Another potential avenue is following through on the tease at the end of “Maxxxine” of a Maxine Minx biopic. West would surely have fun revisiting this character as she participates behind the scenes in the telling of her life story. Maybe there can be some clashes between her and whatever actress is cast as her younger self. But that speculative future likely depends on how successful “Maxxxine” is with audiences — “X” and “Pearl” both made their money back tenfold, but “Maxxxine” has a larger budget than either of its predecessors. A24 isn’t exactly in the franchise business, either, so it’d be surprising if West and A24 chose to continue the “X” story after “Maxxxine.”
Maxxxine’s possible alternate ending
It seems relatively conclusive that at the end of “Maxxxine,” the titular Maxine finally gets everything she wanted by becoming a bonafide movie star in a legitimate (if admittedly schlocky) Hollywood feature film. However, there’s a tragic possibility that the whole last sequence is all in her head. To be clear, we don’t necessarily endorse this reading – as it’s often a needlessly cliche trope – but there are hints of the possibility throughout the film nonetheless.

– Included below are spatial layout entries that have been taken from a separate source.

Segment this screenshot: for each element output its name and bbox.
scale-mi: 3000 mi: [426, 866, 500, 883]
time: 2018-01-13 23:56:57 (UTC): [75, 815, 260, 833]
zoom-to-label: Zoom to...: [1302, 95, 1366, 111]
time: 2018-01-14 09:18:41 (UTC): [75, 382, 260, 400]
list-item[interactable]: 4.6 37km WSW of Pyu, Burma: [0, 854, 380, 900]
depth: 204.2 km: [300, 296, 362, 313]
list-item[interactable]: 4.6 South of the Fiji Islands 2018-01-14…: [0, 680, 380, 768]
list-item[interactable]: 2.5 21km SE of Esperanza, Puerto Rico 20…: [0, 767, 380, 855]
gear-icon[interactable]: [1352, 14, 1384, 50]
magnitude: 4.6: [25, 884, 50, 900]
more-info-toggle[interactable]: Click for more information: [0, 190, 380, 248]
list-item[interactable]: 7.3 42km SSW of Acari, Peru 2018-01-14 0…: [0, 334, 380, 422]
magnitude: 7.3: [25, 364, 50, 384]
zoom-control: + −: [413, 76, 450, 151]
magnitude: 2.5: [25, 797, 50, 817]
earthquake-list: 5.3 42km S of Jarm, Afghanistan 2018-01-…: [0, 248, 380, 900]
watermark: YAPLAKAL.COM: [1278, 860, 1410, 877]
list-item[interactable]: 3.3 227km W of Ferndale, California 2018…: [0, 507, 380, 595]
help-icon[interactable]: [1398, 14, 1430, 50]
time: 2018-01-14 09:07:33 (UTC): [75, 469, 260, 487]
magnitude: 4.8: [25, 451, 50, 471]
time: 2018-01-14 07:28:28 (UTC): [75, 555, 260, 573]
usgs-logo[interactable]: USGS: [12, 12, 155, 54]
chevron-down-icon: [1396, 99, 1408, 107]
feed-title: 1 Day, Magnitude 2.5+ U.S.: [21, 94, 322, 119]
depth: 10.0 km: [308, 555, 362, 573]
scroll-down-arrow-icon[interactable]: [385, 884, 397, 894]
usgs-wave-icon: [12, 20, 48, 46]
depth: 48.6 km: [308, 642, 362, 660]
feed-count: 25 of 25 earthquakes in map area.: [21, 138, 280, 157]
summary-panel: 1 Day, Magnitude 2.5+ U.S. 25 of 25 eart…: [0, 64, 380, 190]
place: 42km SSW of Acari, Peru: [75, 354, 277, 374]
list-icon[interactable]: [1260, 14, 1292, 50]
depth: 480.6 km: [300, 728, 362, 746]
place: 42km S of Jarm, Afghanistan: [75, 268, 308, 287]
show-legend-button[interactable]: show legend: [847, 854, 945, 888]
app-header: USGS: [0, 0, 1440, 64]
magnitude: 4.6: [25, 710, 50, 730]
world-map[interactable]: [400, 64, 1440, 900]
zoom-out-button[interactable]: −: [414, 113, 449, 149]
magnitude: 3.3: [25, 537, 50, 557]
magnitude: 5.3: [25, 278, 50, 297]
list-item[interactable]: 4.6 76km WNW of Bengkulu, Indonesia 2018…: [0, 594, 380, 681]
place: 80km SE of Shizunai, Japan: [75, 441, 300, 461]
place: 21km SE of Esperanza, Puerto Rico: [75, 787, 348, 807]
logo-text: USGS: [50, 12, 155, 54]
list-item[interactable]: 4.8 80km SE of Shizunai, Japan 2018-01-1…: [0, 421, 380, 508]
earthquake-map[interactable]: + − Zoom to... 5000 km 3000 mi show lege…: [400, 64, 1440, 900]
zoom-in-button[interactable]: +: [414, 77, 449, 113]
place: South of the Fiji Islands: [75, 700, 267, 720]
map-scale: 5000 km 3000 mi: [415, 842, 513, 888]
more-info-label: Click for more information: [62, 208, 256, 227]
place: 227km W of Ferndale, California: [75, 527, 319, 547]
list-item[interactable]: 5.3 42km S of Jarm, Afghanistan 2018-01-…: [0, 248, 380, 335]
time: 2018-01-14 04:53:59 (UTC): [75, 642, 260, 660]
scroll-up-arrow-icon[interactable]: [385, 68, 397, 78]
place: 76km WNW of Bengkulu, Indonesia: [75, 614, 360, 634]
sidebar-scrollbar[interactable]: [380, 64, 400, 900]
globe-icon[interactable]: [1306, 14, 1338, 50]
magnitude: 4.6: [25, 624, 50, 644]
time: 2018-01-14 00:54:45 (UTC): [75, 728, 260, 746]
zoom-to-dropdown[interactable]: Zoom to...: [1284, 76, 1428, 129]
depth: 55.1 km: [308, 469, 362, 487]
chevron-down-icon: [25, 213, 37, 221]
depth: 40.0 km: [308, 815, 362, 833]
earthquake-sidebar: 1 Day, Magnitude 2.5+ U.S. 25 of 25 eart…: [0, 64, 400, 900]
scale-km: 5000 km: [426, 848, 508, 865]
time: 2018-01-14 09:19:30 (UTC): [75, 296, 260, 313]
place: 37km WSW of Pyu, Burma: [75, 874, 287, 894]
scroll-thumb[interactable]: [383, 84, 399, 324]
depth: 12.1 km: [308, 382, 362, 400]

At the end of the film, after Maxine’s father’s cult is completely taken out and he’s bleeding to death behind the Hollywood sign, Maxine points a shotgun at him. Unfortunately, right before that, a police helicopter shines a spotlight on her, telling her to put the weapon down, which she refuses to do. Then, in the middle of that sequence — but before the final one — she seemingly hallucinates the movie premiere (the actual ending has her on set still filming “Puritan II”) before cutting back to being spotlighted by the helicopter again. So is the film randomly nonlinear at the end … or is everything after she shoots her father’s head off a hallucination while she’s rotting in jail? Is it a vision of a potential life cut short by police shooting her dead?
This isn’t an isolated instance of Maxine experiencing vivid memories and fantasies. Maxine hallucinates throughout the movie before the end, mostly about her experiences in “X.” But the most vital clue that something isn’t quite right about the ending is the “Maxxxine” Hollywood sign during the closing credits — is it an artistic flourish, or is it a clue that Maxine’s story is more fantasy than fact?